Wingate macht Lillian klar, dass er ihr Problem nicht lösen kann. Dazu reichen seine gesetzlichen Mittel nicht aus. Blackway ist ein Terrorist, ein Hai, der weiß, wie weit er gehen darf, um seine Beute zu verfolgen, und wo er aufhören muss, um seine Haut zu retten. Da Blackway aber wirklich eine Pest ist und viele, wenn nicht alle, unter ihm leiden, könnte vielleicht jemand aus der Gemeinschaft helfen.

Tatsächlich finden sich zwei. Nate ist stark, sieht aber aus, als könne er nicht bis drei zählen. Les ist schlau und gerissen, aber schon sehr alt und wirkt leicht gebrechlich. Les zeigt Lillian einen möglichen Weg auf. Er verrät nicht allzu viel von dem Plan, nur dass er illegal ist. Am Ende wird es zum Showdown kommen und entweder das ungleiche Trio oder Blackway draufgehen.

Les bleibt gegenüber Lillian ehrlich.

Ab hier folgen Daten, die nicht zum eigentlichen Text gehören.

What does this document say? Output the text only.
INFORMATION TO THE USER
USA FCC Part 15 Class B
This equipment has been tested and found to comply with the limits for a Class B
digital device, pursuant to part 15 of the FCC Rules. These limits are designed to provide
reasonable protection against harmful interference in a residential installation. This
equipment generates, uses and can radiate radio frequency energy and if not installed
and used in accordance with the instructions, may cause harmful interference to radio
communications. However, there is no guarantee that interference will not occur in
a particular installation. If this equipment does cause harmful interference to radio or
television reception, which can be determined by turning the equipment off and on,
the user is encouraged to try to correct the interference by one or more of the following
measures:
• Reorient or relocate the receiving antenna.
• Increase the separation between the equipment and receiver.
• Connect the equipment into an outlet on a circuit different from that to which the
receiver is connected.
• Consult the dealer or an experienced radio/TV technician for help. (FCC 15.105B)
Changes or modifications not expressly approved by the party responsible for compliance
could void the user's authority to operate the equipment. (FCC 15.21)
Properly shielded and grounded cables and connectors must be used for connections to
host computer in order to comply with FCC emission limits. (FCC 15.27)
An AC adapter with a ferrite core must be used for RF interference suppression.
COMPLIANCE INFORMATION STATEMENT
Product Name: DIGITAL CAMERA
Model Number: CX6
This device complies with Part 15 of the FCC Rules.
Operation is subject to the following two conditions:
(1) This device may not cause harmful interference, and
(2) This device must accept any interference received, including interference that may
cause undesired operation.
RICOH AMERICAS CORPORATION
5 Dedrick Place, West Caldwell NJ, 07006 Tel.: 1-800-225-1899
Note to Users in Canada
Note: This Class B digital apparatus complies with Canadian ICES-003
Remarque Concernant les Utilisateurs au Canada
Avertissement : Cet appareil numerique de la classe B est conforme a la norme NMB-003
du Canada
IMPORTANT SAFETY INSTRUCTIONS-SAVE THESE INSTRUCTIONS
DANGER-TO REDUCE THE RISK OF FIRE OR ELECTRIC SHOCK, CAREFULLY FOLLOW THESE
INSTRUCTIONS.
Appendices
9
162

Der naive Nate, auch wenn sich nachher herausstellt, dass er mindestens bis vier zählen kann und womöglich noch wesentlich weiter, ist ohnehin ehrlich. Und Lillian muss sich ehrlich eingestehen, dass es so viele alternative Möglichkeiten nicht gibt. Doch ehrlich sein, das erkennt Lillian bald, reicht nicht. Es reicht nur, um die Probleme zu erkennen. Um sie zu lösen, müssen andere Mittel her. Gewalt beispielsweise.   

Les bleibt gegenüber Lillian jederzeit fair. Sie kann bis kurz vor dem Ende, bis ein gewisser Punkt erreicht ist, aus dem Projekt aussteigen. Sie bleibt die treibende Kraft, auch wenn sie längst nicht mehr alles in der Hand hat. Sie macht sich von Les und Nate abhängig, aber es ist ihre Entscheidung. Und ihre Verantwortung: etwa, wenn Gewalt ins Spiel kommt und eskaliert.

Castle Freeman hat eine wunderbare Parabel geschrieben. Wie weit dürfen wir gehen, um einen Terroristen zu bekämpfen, der sich in unser Leben einmischt, gesellschaftliche Spielregeln nicht anerkennt, andere bedroht, ihnen schadet und nur seinen Vorteil kennt? Stilistisch ist das wunderbar: Der Autor ist ein Meister der Dialoge. Sie bringen die Handlung voran und Spannung in die Geschichte. Und sie sorgen für Reflexion beim Leser.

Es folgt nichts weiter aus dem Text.